Nanopublication comments:
Further comments:
1. My primary concern is that the system you propose for sharing and validating phenotypes does not exist and would not work even if it exists based on your examples. The files you share in the GitHub repository do not contain very much information. When I load one, it is just a single variable which lists a set of predictor names. How are these at all useful for other institutions? There is no metadata about how these predictors were selected (size of cohort, model used, predictor metrics etc), and there is no way to know the strength of association between each predictors and the phenotype. As another institution, I face an impossible challenge using the information in this file.

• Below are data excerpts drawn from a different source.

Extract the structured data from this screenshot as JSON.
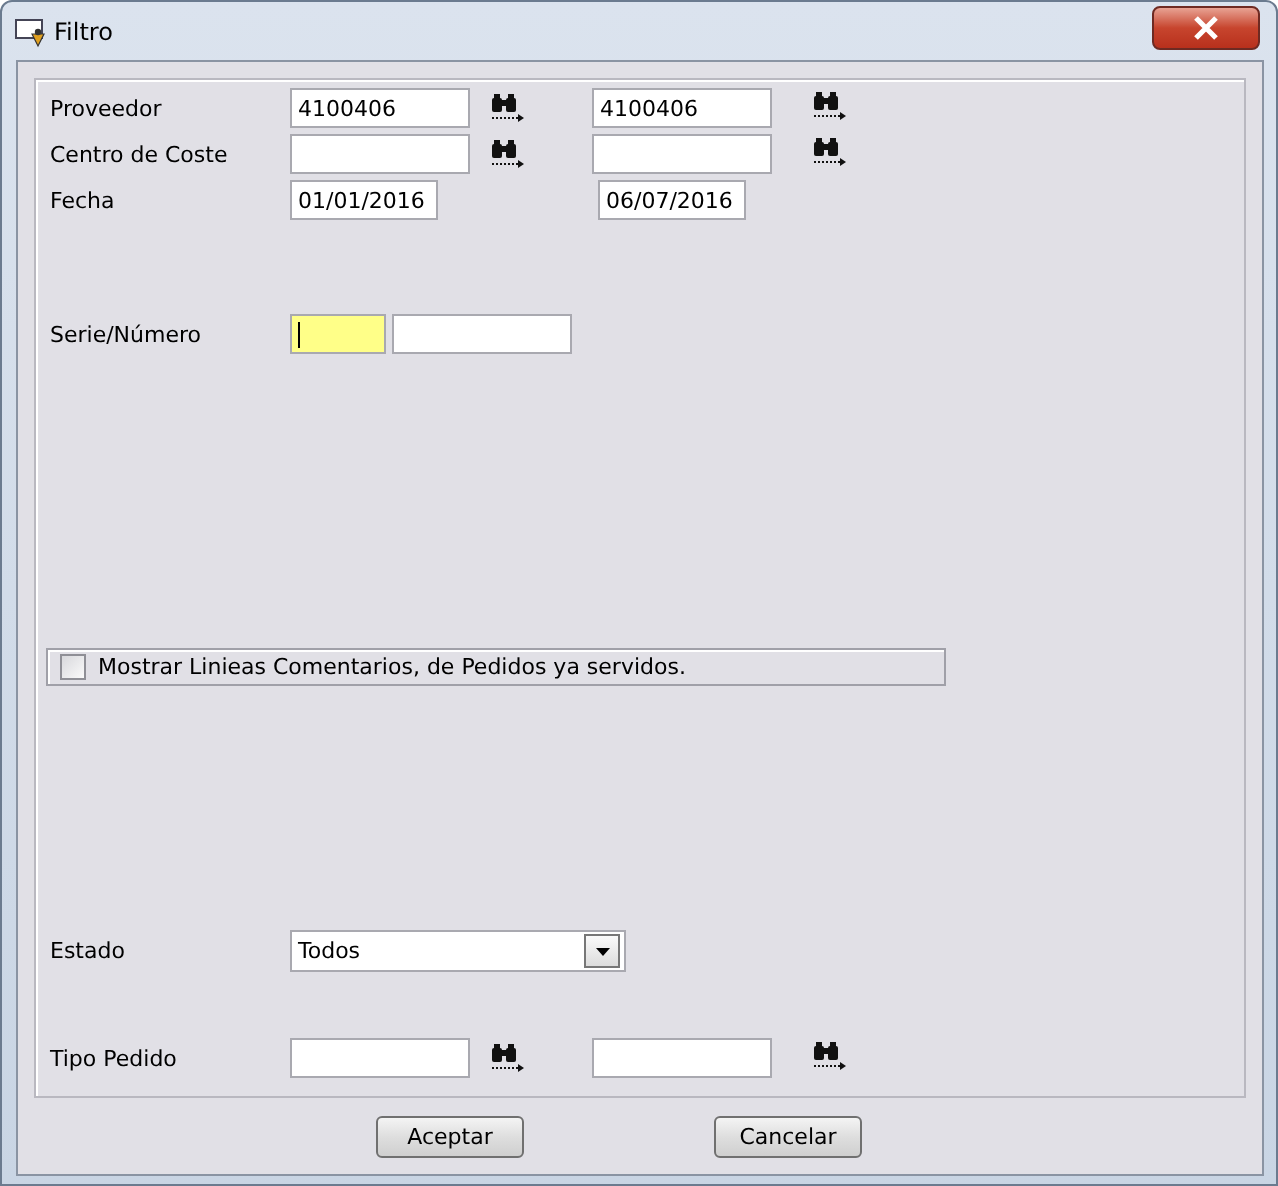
{
  "window": {
    "title": "Filtro"
  },
  "rows": [
    {
      "kind": "lookup_range",
      "label": "Proveedor",
      "from": "4100406",
      "to": "4100406"
    },
    {
      "kind": "lookup_range",
      "label": "Centro de Coste"
    },
    {
      "kind": "date_range",
      "label": "Fecha",
      "from": "01/01/2016",
      "to": "06/07/2016"
    },
    {
      "kind": "serie",
      "label": "Serie/Número",
      "focused": true
    },
    {
      "kind": "checkbox",
      "label": "Mostrar Linieas Comentarios, de Pedidos ya servidos.",
      "checked": false
    },
    {
      "kind": "select",
      "label": "Estado",
      "value": "Todos"
    },
    {
      "kind": "lookup_range",
      "label": "Tipo Pedido"
    }
  ],
  "buttons": [
    {
      "label": "Aceptar"
    },
    {
      "label": "Cancelar"
    }
  ]
}
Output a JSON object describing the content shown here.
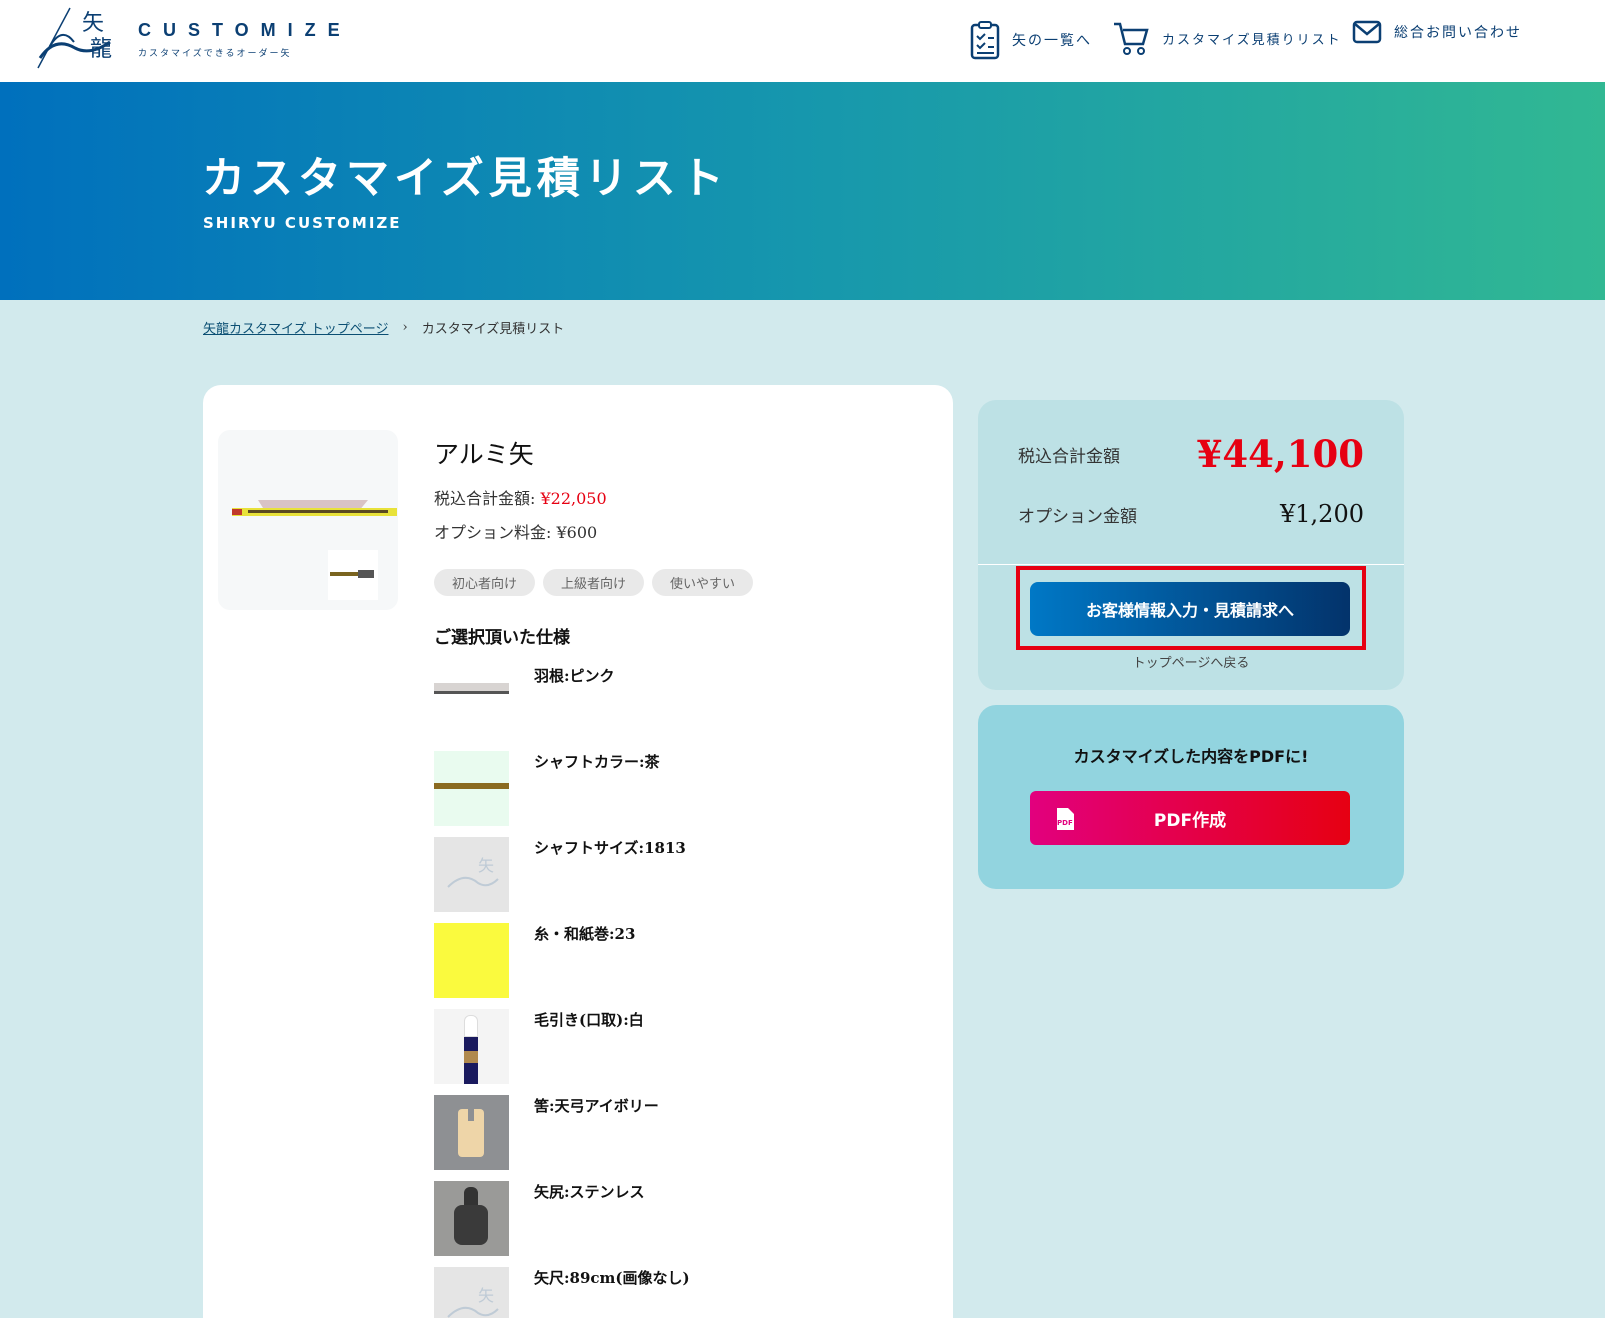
{
  "header": {
    "brand_title": "CUSTOMIZE",
    "brand_sub": "カスタマイズできるオーダー矢",
    "nav": {
      "arrow_list": "矢の一覧へ",
      "estimate_list": "カスタマイズ見積りリスト",
      "contact": "総合お問い合わせ"
    }
  },
  "hero": {
    "title": "カスタマイズ見積リスト",
    "subtitle": "SHIRYU CUSTOMIZE"
  },
  "breadcrumb": {
    "home": "矢龍カスタマイズ トップページ",
    "separator": "›",
    "current": "カスタマイズ見積リスト"
  },
  "product": {
    "name": "アルミ矢",
    "price_label": "税込合計金額:",
    "price_value": "¥22,050",
    "option_label": "オプション料金:",
    "option_value": "¥600",
    "tags": [
      "初心者向け",
      "上級者向け",
      "使いやすい"
    ],
    "spec_title": "ご選択頂いた仕様",
    "specs": [
      "羽根:ピンク",
      "シャフトカラー:茶",
      "シャフトサイズ:1813",
      "糸・和紙巻:23",
      "毛引き(口取):白",
      "筈:天弓アイボリー",
      "矢尻:ステンレス",
      "矢尺:89cm(画像なし)"
    ]
  },
  "summary": {
    "total_label": "税込合計金額",
    "total_value": "¥44,100",
    "option_label": "オプション金額",
    "option_value": "¥1,200",
    "cta_label": "お客様情報入力・見積請求へ",
    "back_link": "トップページへ戻る"
  },
  "pdf": {
    "title": "カスタマイズした内容をPDFに!",
    "button_label": "PDF作成",
    "icon_text": "PDF"
  },
  "colors": {
    "accent_red": "#e60012",
    "brand_blue": "#0b3f73"
  }
}
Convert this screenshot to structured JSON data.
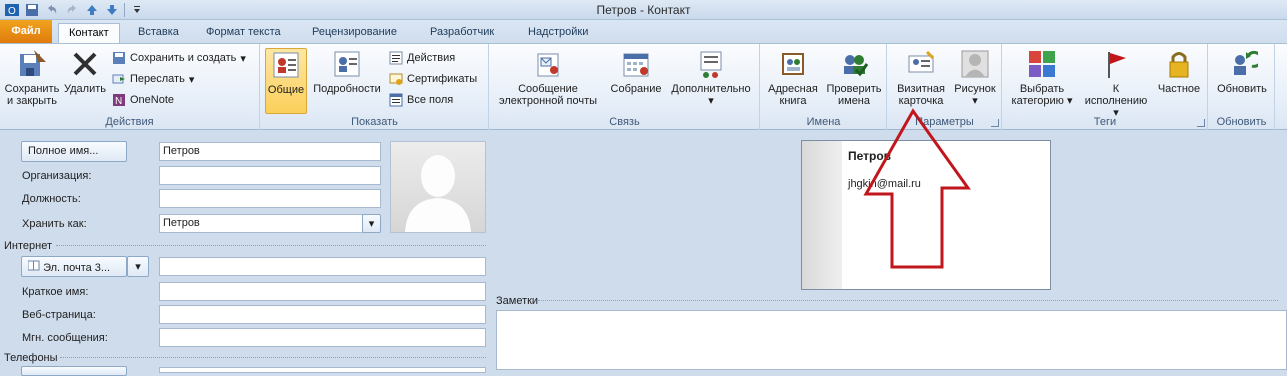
{
  "window": {
    "title": "Петров - Контакт"
  },
  "tabs": [
    "Файл",
    "Контакт",
    "Вставка",
    "Формат текста",
    "Рецензирование",
    "Разработчик",
    "Надстройки"
  ],
  "ribbon": {
    "actions": {
      "label": "Действия",
      "save_close": [
        "Сохранить",
        "и закрыть"
      ],
      "delete": "Удалить",
      "save_new": "Сохранить и создать",
      "forward": "Переслать",
      "onenote": "OneNote"
    },
    "show": {
      "label": "Показать",
      "general": "Общие",
      "details": "Подробности",
      "activities": "Действия",
      "certificates": "Сертификаты",
      "all_fields": "Все поля"
    },
    "communicate": {
      "label": "Связь",
      "email": [
        "Сообщение",
        "электронной почты"
      ],
      "meeting": "Собрание",
      "more": "Дополнительно"
    },
    "names": {
      "label": "Имена",
      "address_book": [
        "Адресная",
        "книга"
      ],
      "check_names": [
        "Проверить",
        "имена"
      ]
    },
    "options": {
      "label": "Параметры",
      "business_card": [
        "Визитная",
        "карточка"
      ],
      "picture": "Рисунок"
    },
    "tags": {
      "label": "Теги",
      "categorize": [
        "Выбрать",
        "категорию"
      ],
      "follow_up": [
        "К",
        "исполнению"
      ],
      "private": "Частное"
    },
    "update": {
      "label": "Обновить",
      "update": "Обновить"
    }
  },
  "form": {
    "full_name_button": "Полное имя...",
    "full_name_value": "Петров",
    "company_label": "Организация:",
    "company_value": "",
    "job_title_label": "Должность:",
    "job_title_value": "",
    "file_as_label": "Хранить как:",
    "file_as_value": "Петров",
    "internet_section": "Интернет",
    "email_button": "Эл. почта 3...",
    "email_value": "",
    "display_as_label": "Краткое имя:",
    "display_as_value": "",
    "web_page_label": "Веб-страница:",
    "web_page_value": "",
    "im_label": "Мгн. сообщения:",
    "im_value": "",
    "phones_section": "Телефоны"
  },
  "business_card": {
    "name": "Петров",
    "email": "jhgkjn@mail.ru"
  },
  "notes": {
    "label": "Заметки",
    "value": ""
  },
  "colors": {
    "accent": "#e07b0c",
    "arrow": "#c0161c"
  }
}
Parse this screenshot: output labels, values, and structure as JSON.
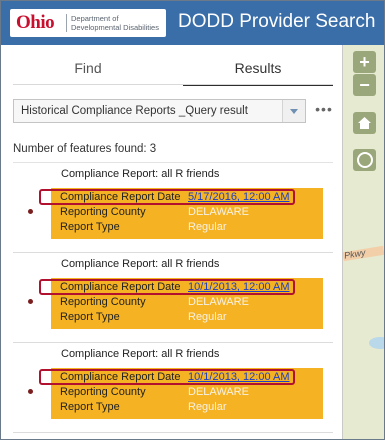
{
  "header": {
    "logo_text": "Ohio",
    "logo_department": "Department of Developmental Disabilities",
    "title": "DODD Provider Search"
  },
  "tabs": [
    {
      "label": "Find",
      "active": false
    },
    {
      "label": "Results",
      "active": true
    }
  ],
  "layer_select": {
    "selected": "Historical Compliance Reports _Query result"
  },
  "more_icon": "ellipsis-icon",
  "features_count_text": "Number of features found: 3",
  "features": [
    {
      "title": "Compliance Report: all R friends",
      "attributes": [
        {
          "label": "Compliance Report Date",
          "value": "5/17/2016, 12:00 AM"
        },
        {
          "label": "Reporting County",
          "value": "DELAWARE"
        },
        {
          "label": "Report Type",
          "value": "Regular"
        }
      ]
    },
    {
      "title": "Compliance Report: all R friends",
      "attributes": [
        {
          "label": "Compliance Report Date",
          "value": "10/1/2013, 12:00 AM"
        },
        {
          "label": "Reporting County",
          "value": "DELAWARE"
        },
        {
          "label": "Report Type",
          "value": "Regular"
        }
      ]
    },
    {
      "title": "Compliance Report: all R friends",
      "attributes": [
        {
          "label": "Compliance Report Date",
          "value": "10/1/2013, 12:00 AM"
        },
        {
          "label": "Reporting County",
          "value": "DELAWARE"
        },
        {
          "label": "Report Type",
          "value": "Regular"
        }
      ]
    }
  ],
  "map": {
    "road_label": "Pkwy",
    "controls": [
      "zoom-in-icon",
      "zoom-out-icon",
      "home-icon",
      "locate-icon"
    ]
  },
  "colors": {
    "header_bg": "#3a6ea8",
    "attribute_highlight": "#f5b324",
    "annotation_border": "#b2102f",
    "link": "#1a3fc4"
  }
}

2. Github is a for-profit company. There is no guarantee of it being publicly and freely available forever. In fact, it could start charging tomorrow. In fact, it already charges for private repositories above some limit. I’m not entirely convinced about your argument that it is a better alternative than something like hosting git on an institutional server, which would give you the same benefit of a URI (commit hash).
3. Section 4.3: Phenotype definition metadata will use *either* json or GitHub markdown for KR. Which one is it? Seems like a simple question to answer. Also, I would argue that Markdown is not suitable for KR, although what KR means in this context is unclear.
4. Section 4.4: A lot of “will”s. I am concerned that the authors are promising a lot, but there is no guarantee that any of it is done or will be done. I would prefer if the authors report on what they did do. Refer to point 1.
5. Section 6: The phenotype definition for MI is missing from your GitHub repo. There is also no information in this GitHub repo about any of these files or how you anticipate their being used.
1 Comment
Meta-Review by Editor
Submitted by Tobias Kuhn on
Overall, the idea of sharing phenotype information in a FAIR way is a good one. However, it was unclear how the paper contributed beyond what the authors have already published. Furthermore, the implementation status of the actual Github based systems was unclear from the paper - what was planned and what actually has been implemenented?
Paul Groth (https://orcid.org/0000-0003-0183-6910)